Following the creation of Israel in 1948, to which Stalin at first lent fleeting support in the hopes of undermining US interests in the Middle East, terror resumed at home once again. Several of the more prominent Jewish intellectuals in Birobidzhan found themselves rebranded as “bourgeois nationalists.” Ironically, primary among the charges levelled at them was their promotion of Yiddish at the expense of “the great Russian language of Lenin and Stalin” (in the words of a prosecutor), even though the adoption of Yiddish in Birobidzhan had hitherto been encouraged by Moscow. The accused were either killed or sentenced to hard labor. So it went in the Alice in Wonderland world of Soviet communism: hailed as a pioneer one day, executed as a traitor the next.
In tandem, every Yiddish-language book in sight was burned. On Stalin’s orders, Yiddish theaters were closed down and Yiddishists were hounded, persecuted and murdered.
Henceforth all Jews in Birobidzhan would need to speak Russian while Jewish children were forced to adopt new Russian identities.
Overt anti-Semitism among non-Jewish locals intensified. Thus stripped of its Jewish identity and its pioneering spirit, Birobidzhan sank into mediocrity as just another remote province – even as Israel, a true state for the Jews but one endlessly maligned in Soviet propaganda – began to thrive.
By Stalin’s death in 1953, “Birobidzhan was a shadow of the illusion it had once been,” Gessen surmises. That shadow is still cast, however faintly.
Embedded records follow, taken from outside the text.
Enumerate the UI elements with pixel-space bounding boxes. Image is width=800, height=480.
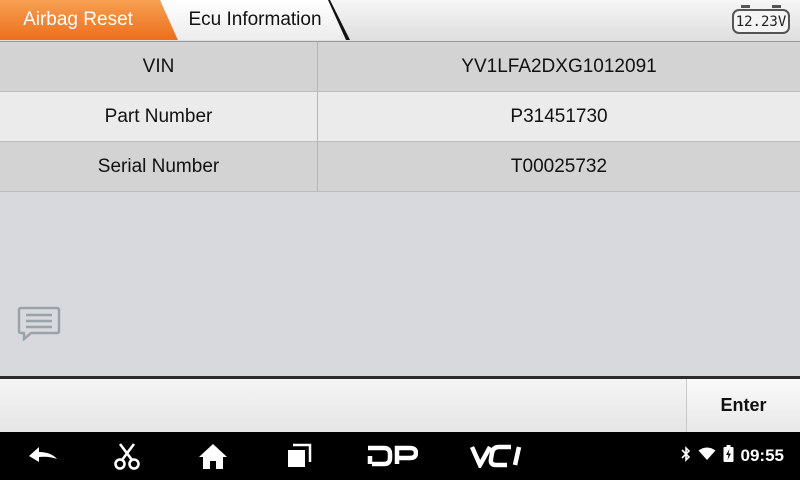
table-cell-value: T00025732 <box>510 155 608 177</box>
ecu-info-table: VIN YV1LFA2DXG1012091 Part Number P31451… <box>0 42 800 192</box>
system-nav-bar: 09:55 <box>0 432 800 480</box>
breadcrumb-item-airbag-reset[interactable]: Airbag Reset <box>0 0 178 40</box>
table-row: Part Number P31451730 <box>0 92 800 142</box>
table-row: VIN YV1LFA2DXG1012091 <box>0 42 800 92</box>
clock: 09:55 <box>740 446 784 465</box>
content-area: VIN YV1LFA2DXG1012091 Part Number P31451… <box>0 42 800 376</box>
status-bar: 09:55 <box>680 432 784 480</box>
enter-button[interactable]: Enter <box>686 379 800 432</box>
action-bar: Enter <box>0 376 800 432</box>
breadcrumb-item-label: Ecu Information <box>188 9 322 30</box>
breadcrumb-item-label: Airbag Reset <box>23 9 133 30</box>
table-cell-label: Serial Number <box>0 142 318 191</box>
vci-icon[interactable] <box>462 432 534 480</box>
breadcrumb-item-ecu-information[interactable]: Ecu Information <box>160 0 346 40</box>
table-cell-value: P31451730 <box>510 105 608 127</box>
table-cell-label: Part Number <box>0 92 318 141</box>
battery-charging-icon <box>723 445 734 467</box>
home-icon[interactable] <box>190 432 236 480</box>
recent-apps-icon[interactable] <box>276 432 322 480</box>
bluetooth-icon <box>680 445 691 467</box>
breadcrumb-bar: Airbag Reset Ecu Information 12.23V <box>0 0 800 42</box>
battery-voltage-indicator: 12.23V <box>732 5 790 34</box>
message-icon[interactable] <box>17 305 61 342</box>
scissors-icon[interactable] <box>104 432 150 480</box>
dp-icon[interactable] <box>360 432 424 480</box>
back-icon[interactable] <box>18 432 68 480</box>
table-cell-label: VIN <box>0 42 318 91</box>
table-row: Serial Number T00025732 <box>0 142 800 192</box>
table-cell-value: YV1LFA2DXG1012091 <box>461 55 657 77</box>
wifi-icon <box>698 447 716 466</box>
battery-voltage-value: 12.23V <box>735 13 787 30</box>
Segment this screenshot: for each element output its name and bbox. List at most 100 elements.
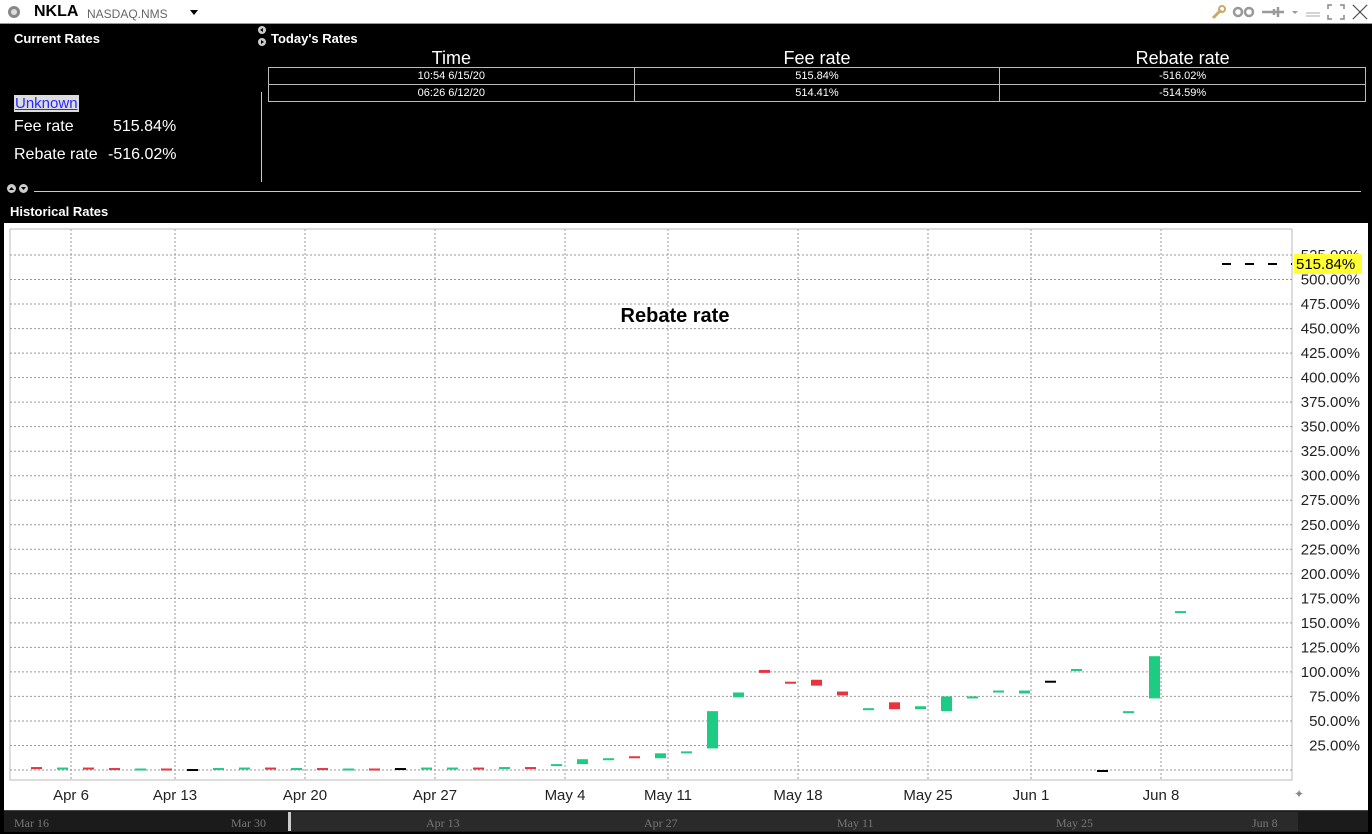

Today, despite its distinctly Jewish mien with its public menorahs and statues of famous Jews including Sholem Aleichem, Birobidzhan is home to fewer than 2,000 Jews. Down from a peak of 30,000, a quarter of the population in 1948, they now account for a mere 1 percent of it. A handful of them attend a synagogue that stands on a street still named after Lenin, and the town now has its own rabbi, a Lubavitcher Hasid from the Chabad outreach movement. Some local restaurants woo Jewish tourists by serving Jewish specialties like gefilte fish and schnitzel. The latter, though, Gessen notes apropos her own visit to a local Jewish-themed eatery, “turned out to be made of pork.”
Perhaps that should not surprise us. Right from the start Birobidzhan has always been like that: Jewish on the surface but not in any significant depth. The idea of Jewish autonomy in the Russian Far East was always bound to be a failed experiment and none of us should mourn its passing.